Jean-Baptiste Kempf and Kieran Kunhya on FFmpeg, VLC, and Open Source Infrastructure

Jean-Baptiste Kempf and Kieran Kunhya on FFmpeg, VLC, and Open Source Infrastructure

transcriptlex-fridmanopen-sourcesoftware-engineeringvideoffmpegvlcmulti-source

Source

Lex Fridman Podcast #496

Speakers

Jean-Baptiste Kempf, Kieran Kunhya

Date

2026

https://lexfridman.com/ffmpeg

Key ideas

  • FFmpeg underlies 90%+ of internet video — YouTube, Netflix, Chrome, Discord — and VLC has been downloaded 6.5+ billion times, with no ads and no tracking. Both are built and maintained almost entirely by volunteers. The core VLC team is five people.
  • Jean-Baptiste repeatedly refused acquisition and advertising deals.

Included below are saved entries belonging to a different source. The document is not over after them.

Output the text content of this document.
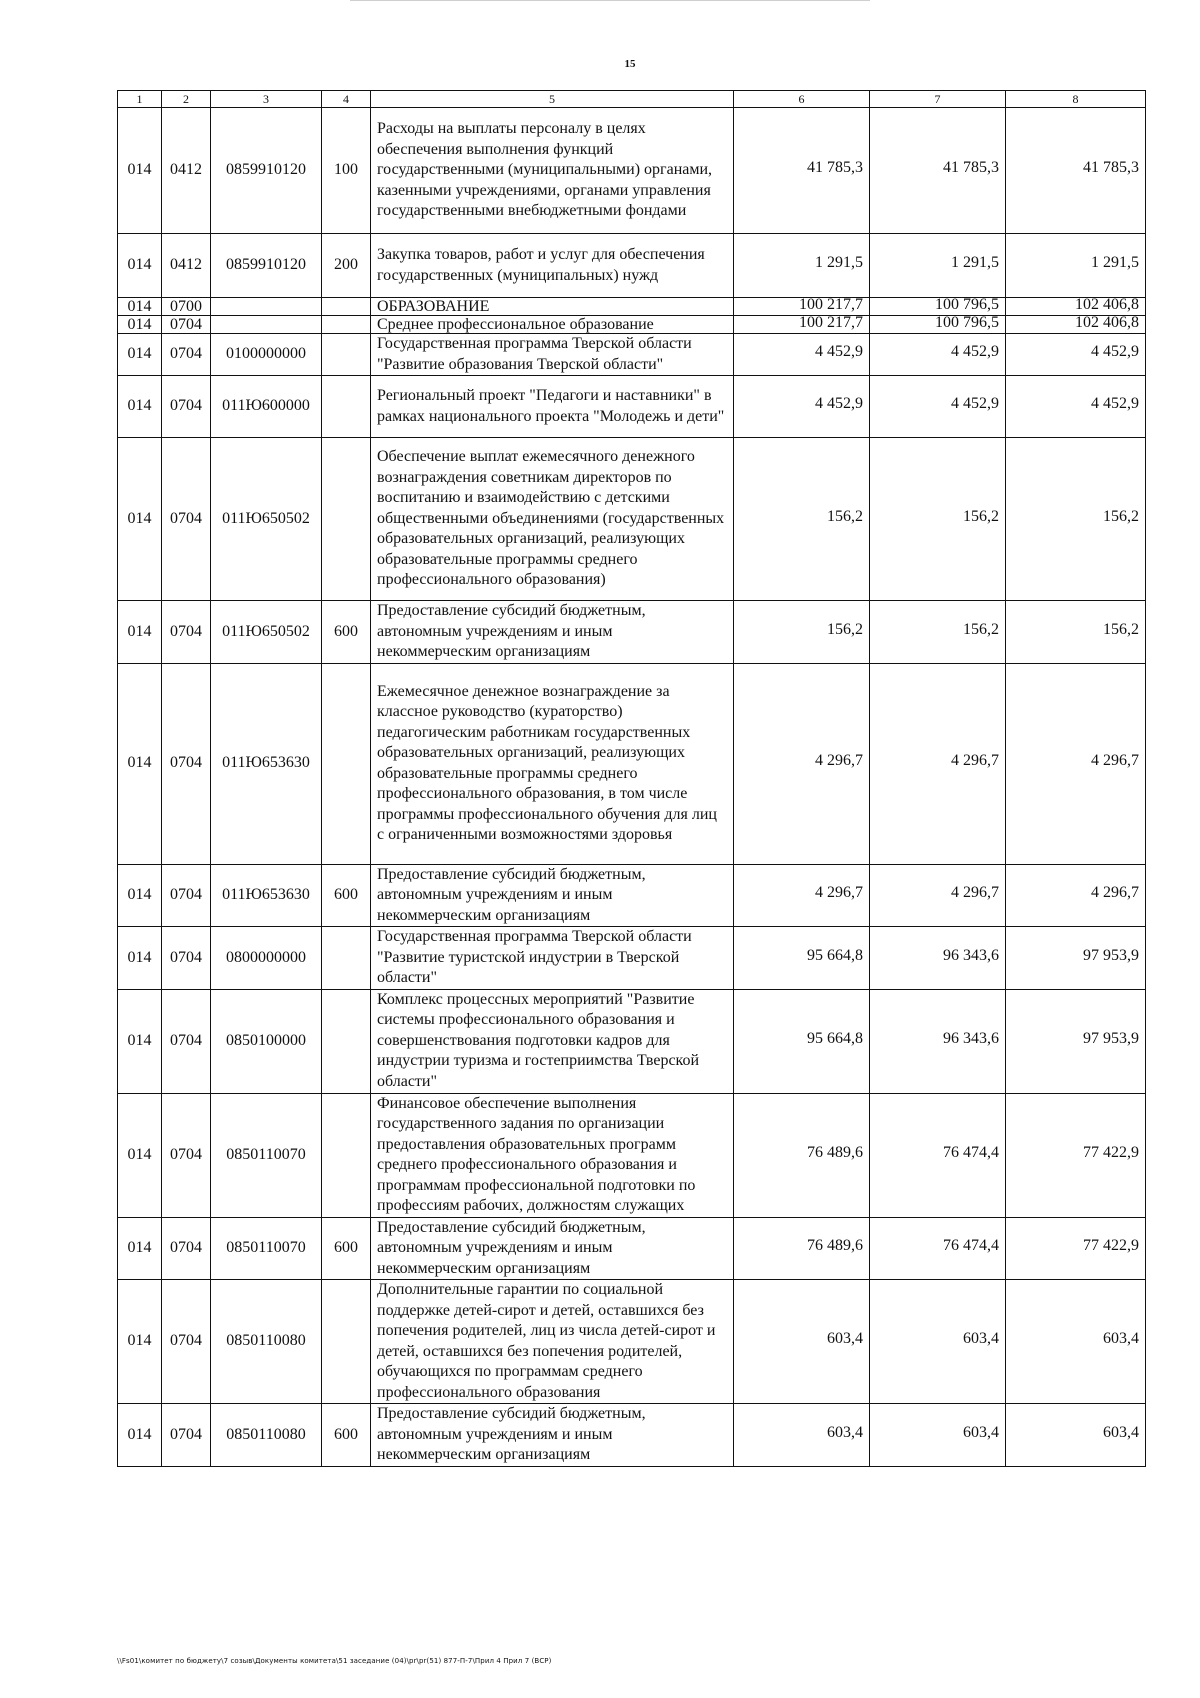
15
1	2	3	4	5	6	7	8
014	0412	0859910120	100	Расходы на выплаты персоналу в целях обеспечения выполнения функций государственными (муниципальными) органами, казенными учреждениями, органами управления государственными внебюджетными фондами	41 785,3	41 785,3	41 785,3
014	0412	0859910120	200	Закупка товаров, работ и услуг для обеспечения государственных (муниципальных) нужд	1 291,5	1 291,5	1 291,5
014	0700			ОБРАЗОВАНИЕ	100 217,7	100 796,5	102 406,8
014	0704			Среднее профессиональное образование	100 217,7	100 796,5	102 406,8
014	0704	0100000000		Государственная программа Тверской области "Развитие образования Тверской области"	4 452,9	4 452,9	4 452,9
014	0704	011Ю600000		Региональный проект "Педагоги и наставники" в рамках национального проекта "Молодежь и дети"	4 452,9	4 452,9	4 452,9
014	0704	011Ю650502		Обеспечение выплат ежемесячного денежного вознаграждения советникам директоров по воспитанию и взаимодействию с детскими общественными объединениями (государственных образовательных организаций, реализующих образовательные программы среднего профессионального образования)	156,2	156,2	156,2
014	0704	011Ю650502	600	Предоставление субсидий бюджетным, автономным учреждениям и иным некоммерческим организациям	156,2	156,2	156,2
014	0704	011Ю653630		Ежемесячное денежное вознаграждение за классное руководство (кураторство) педагогическим работникам государственных образовательных организаций, реализующих образовательные программы среднего профессионального образования, в том числе программы профессионального обучения для лиц с ограниченными возможностями здоровья	4 296,7	4 296,7	4 296,7
014	0704	011Ю653630	600	Предоставление субсидий бюджетным, автономным учреждениям и иным некоммерческим организациям	4 296,7	4 296,7	4 296,7
014	0704	0800000000		Государственная программа Тверской области "Развитие туристской индустрии в Тверской области"	95 664,8	96 343,6	97 953,9
014	0704	0850100000		Комплекс процессных мероприятий "Развитие системы профессионального образования и совершенствования подготовки кадров для индустрии туризма и гостеприимства Тверской области"	95 664,8	96 343,6	97 953,9
014	0704	0850110070		Финансовое обеспечение выполнения государственного задания по организации предоставления образовательных программ среднего профессионального образования и программам профессиональной подготовки по профессиям рабочих, должностям служащих	76 489,6	76 474,4	77 422,9
014	0704	0850110070	600	Предоставление субсидий бюджетным, автономным учреждениям и иным некоммерческим организациям	76 489,6	76 474,4	77 422,9
014	0704	0850110080		Дополнительные гарантии по социальной поддержке детей-сирот и детей, оставшихся без попечения родителей, лиц из числа детей-сирот и детей, оставшихся без попечения родителей, обучающихся по программам среднего профессионального образования	603,4	603,4	603,4
014	0704	0850110080	600	Предоставление субсидий бюджетным, автономным учреждениям и иным некоммерческим организациям	603,4	603,4	603,4
\\Fs01\комитет по бюджету\7 созыв\Документы комитета\51 заседание (04)\pr\pr(51) 877-П-7\Прил 4 Прил 7 (ВСР)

The last offer was ‘obscene.’ His reasoning: accepting shady ad deals would fund three years of his life then kill the project via fork. ‘I am not against money… It’s just it wasn’t right.’
  • FFmpeg contains over 100,000 lines of handwritten assembly across codecs; one codec alone (dav1d) has 240,000 lines. The FFmpeg Twitter account posts benchmarks showing handwritten SIMD consistently outperforms compiler-generated code; compiler advocates have responded for two years without producing counterexamples that hold.
  • Two intelligence agencies asked Jean-Baptiste to insert backdoors into VLC. He refused, and was ‘a lot less polite’ than simply saying no. ‘If we had to compromise our software, we would shut it down. This is clear.’
  • Trillion-dollar companies exploit volunteer infrastructure: Microsoft Teams filed a ‘high priority’ bug against unpaid FFmpeg maintainers, then offered a one-time payment of ‘a few thousand dollars’ when asked for a maintenance contract. The XZ fiasco showed that dependence on underpaid volunteers creates security exposure for the entire internet.

Notes

The episode covers codec architecture (container → demux → decode → filter → output), the x264/dav1d/AV1 codec history, the CIA Vault 7 use of a modified VLC for surveillance, the FFmpeg–Libav fork drama, and reverse engineering of proprietary codecs. Jean-Baptiste Kempf is president of VideoLAN. Kieran Kunhya runs the FFmpeg Twitter/X account.

Queued for deep-ingest: dense framework (codec pipeline, open source sustainability) + exceptional depth (4+ hours).